Careful scientific study is widely considered a better basis for one’s views than anecdote. But anecdotes are more fun, so everyone reads about them anyway. Another virtue of anecdote is its low price. To verify scientifically that vitamin E is good for you might take millions of dollars or literally be impossible. To verify anecdotally that your friend credits vitamin E with some kind of impressive life-altering success requires nothing but a moderate number of epistemically sloppy friends who like to try things. Also some time talking to them. Let’s say a few hundred dollars.
But some free anecdote about your friend’s nutritional revelations is not going to get you far. The really good anecdotes are harder to come by. Here’s a good anecdote:
Bird and Layzell used genetic algorithms to evolve a design for an oscillator, and found that one of the solutions involved repurposing the printed circuit board tracks on the system’s motherboard as a radio, to pick up oscillating signals generated by nearby personal computers.
It vividly makes exactly the point the authors want: AI agents might technically satisfy the tasks they are given, while not doing what their creators expected. It gives the reader a concrete instance of something that might have otherwise seemed unrealistically tied up with control of mythical genies. I have seen this single anecdote used valuably multiple times.
This anecdote was both more expensive than an anecdote about your friend’s success with vitamin E. However it could probably have been much cheaper than a scientific study. It was actually scientific research, but note that the research doesn’t have to be nearly as rigorous or complete for the purpose of making an anecdote about it.
Bird and Layzell were not trying to make an anecdote at all (as far as I know). They were trying to make genetic algorithms that could produce oscillator designs. It was by pure luck that they produced this useful byproduct.
In a different world, the people doing this study would be the ones who knew there was demand for a nice vivid illustration of this particular idea. They would have thought about what would best paint that picture, and thought of this experiment among a few other things. They would carry them out, looking for one which nicely instantiated the desired idea. The next day they might go out and look for a particularly tragic case where someone waited too long because they were afraid, or bridge that collapsed because an engineer made a particular error.
Could we have a market for anecdotes? I claim anecdotes could be created intentionally, separately from the rest of writing, because they are often modular – so might be outsourced – and are used in multiple pieces of writing – so are especially valuable. They are more valuable again because they are bits that people frequently remember from writing. And arguably changing the image a person associates with an idea can have an especially powerful effect on their view of it. Anecdotes are also especially good for outsourcing if thinking good abstract thoughts is not that well correlated with knowing the best stories to illustrate them.

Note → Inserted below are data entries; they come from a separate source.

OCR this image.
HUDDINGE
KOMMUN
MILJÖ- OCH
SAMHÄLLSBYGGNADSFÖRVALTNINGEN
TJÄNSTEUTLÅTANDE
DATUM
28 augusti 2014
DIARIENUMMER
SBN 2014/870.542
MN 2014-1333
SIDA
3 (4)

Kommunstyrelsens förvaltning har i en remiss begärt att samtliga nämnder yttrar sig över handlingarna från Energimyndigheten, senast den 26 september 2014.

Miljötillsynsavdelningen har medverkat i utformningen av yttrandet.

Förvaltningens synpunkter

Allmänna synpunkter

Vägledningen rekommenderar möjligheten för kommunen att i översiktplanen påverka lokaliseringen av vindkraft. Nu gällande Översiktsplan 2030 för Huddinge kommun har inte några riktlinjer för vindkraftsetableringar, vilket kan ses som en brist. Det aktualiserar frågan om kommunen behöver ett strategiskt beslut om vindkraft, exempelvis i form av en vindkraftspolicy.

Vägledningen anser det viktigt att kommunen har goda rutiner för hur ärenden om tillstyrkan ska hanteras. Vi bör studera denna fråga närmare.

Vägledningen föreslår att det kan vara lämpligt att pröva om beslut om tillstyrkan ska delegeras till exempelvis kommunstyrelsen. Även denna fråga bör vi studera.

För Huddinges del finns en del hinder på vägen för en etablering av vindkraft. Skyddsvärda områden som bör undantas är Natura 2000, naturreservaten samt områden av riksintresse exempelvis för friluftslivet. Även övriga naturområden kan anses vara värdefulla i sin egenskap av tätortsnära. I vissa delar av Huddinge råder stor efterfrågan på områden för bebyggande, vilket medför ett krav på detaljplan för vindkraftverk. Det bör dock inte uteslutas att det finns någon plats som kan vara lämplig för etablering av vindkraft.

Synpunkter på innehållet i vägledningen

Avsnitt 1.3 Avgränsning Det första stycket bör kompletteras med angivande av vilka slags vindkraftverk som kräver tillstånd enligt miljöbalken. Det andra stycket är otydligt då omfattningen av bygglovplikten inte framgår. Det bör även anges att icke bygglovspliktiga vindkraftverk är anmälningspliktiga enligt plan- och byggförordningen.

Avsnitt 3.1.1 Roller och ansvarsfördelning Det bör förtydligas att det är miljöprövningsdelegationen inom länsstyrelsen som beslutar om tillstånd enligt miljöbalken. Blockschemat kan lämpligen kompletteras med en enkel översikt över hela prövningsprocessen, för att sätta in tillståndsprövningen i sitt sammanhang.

Do we already have such a market? Not that I know of. If we do, please tell me; I want to buy some anecdotes. If not, why not?
At their worst, this is what case studies are.
As far as I can tell, unexpected discoveries like Bird and Layzell’s were a major constituent of what was seen as good science until fairly recently. Now, when someone like Ellen Heber-Katz makes them, polite society looks away :-(
It seems to me that the market demand for any given anecdote would be small compared to the cost of production. Each anecdote is only useful until it becomes a cliche, and the author’s willingness to pay isn’t that great. Bird and Layzell’s anecdote might be cited a hundred times, but if each author is only willing to spend a hundred dollars, or at most five hundred, to use it rather than some other anecdote (before the transaction costs associated with making the purchase, finding the desired anecdote, confirming it, which would be more of a problem if it was being sold, etc) I don’t see that as very profitable.
Isn’t this what the media is? If you want anecdotes about some field, follow relevant media in that field (blogs, sections/tags of newspapers or specific programs that discuss that field).
I don’t think it’s possible to literally copyright an anecdote. You can own copyright on a particular text describing the anecdote but I doubt that many countries have a law forbidding someone to retell it.
It seems you are suggesting a market for anecdotes could be a good thing. But such a market would destroy the usefulness of anecdotes.
Bird-Layzell’s anecdote is so potent precisely because they did not seek one – so the fact that they found one proves a certain point. But if they were actively seeking an anecdote, finding one would serve as very little evidence of whatever they were trying to prove. They can find an anecdote for anything if they seek hard enough – a form of selection bias, or an argument starting with the bottom line.